Uber has often suggested that its drivers are “partner drivers” (independent contractors) and no employment relationship exists between the technology platform and the drivers. Surely, this is the case, as Uber owns no cars and merely provides technology, right?
The CCMA found otherwise, despite the fact there is no direct or physical supervision and control is exercised through technology.

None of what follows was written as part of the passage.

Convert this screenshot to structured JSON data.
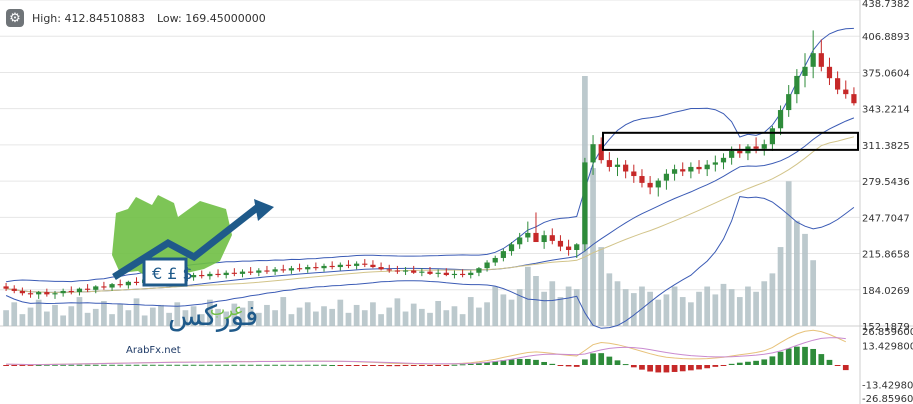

As such, Uber drivers have now been classified as employees.
One expects Uber to appeal against this judgment, as it has in other jurisdictions across the globe.
A lesson emerges: digital and technology shifts are inevitable, but this should not imply a hands-off regulatory approach when the consequences of doing so are so stark.
Unlike AirBnB, where contracting happens between the guest and the accommodation provider, with the technology platform connecting the two contracting parties, “riders choose Uber to provide them with a lift through its drivers”, the CCMA noted.
It went further, arguing that the rider has no interest in or say over which driver arrives. A corollary point is that the driver has no say over the fare (and no negotiating power) and is not aware of the destination until the rider requests the trip and is picked up.
Such an asymmetrical power relationship is characteristic of an employment relationship rather than that of an independent contractor. This is despite, as Joseph Munzvenga of the Cape Town Uber Drivers Guild told me last week, drivers signing digital agreements reinforcing their role as “independent contractors”.
DIGITAL AND TECHNOLOGY SHIFTS ARE INEVITABLE, BUT THIS SHOULD NOT IMPLY A HANDS-OFF REGULATORY APPROACH
What will this “award” mean? Mario Jacobs, a researcher at the University of Cape Town’s Labour and Enterprise Policy Research Unit, says if the award stands, it will mean Uber drivers will be entitled to payment for overtime, leave, unemployment insurance and other allowances. It may also mean greater payroll taxes for the state and a likely end to the global price undercutting strategy that Uber has used to muscle in on the territory of metered taxi operators.
More important, it throws down the gauntlet to the organised labour movement, which has committed to organising casualised and atypical workers.
These “gains” of the emerging tech-mediated labour movement will need to be defended. Will the established federations come to the party? Only time will tell.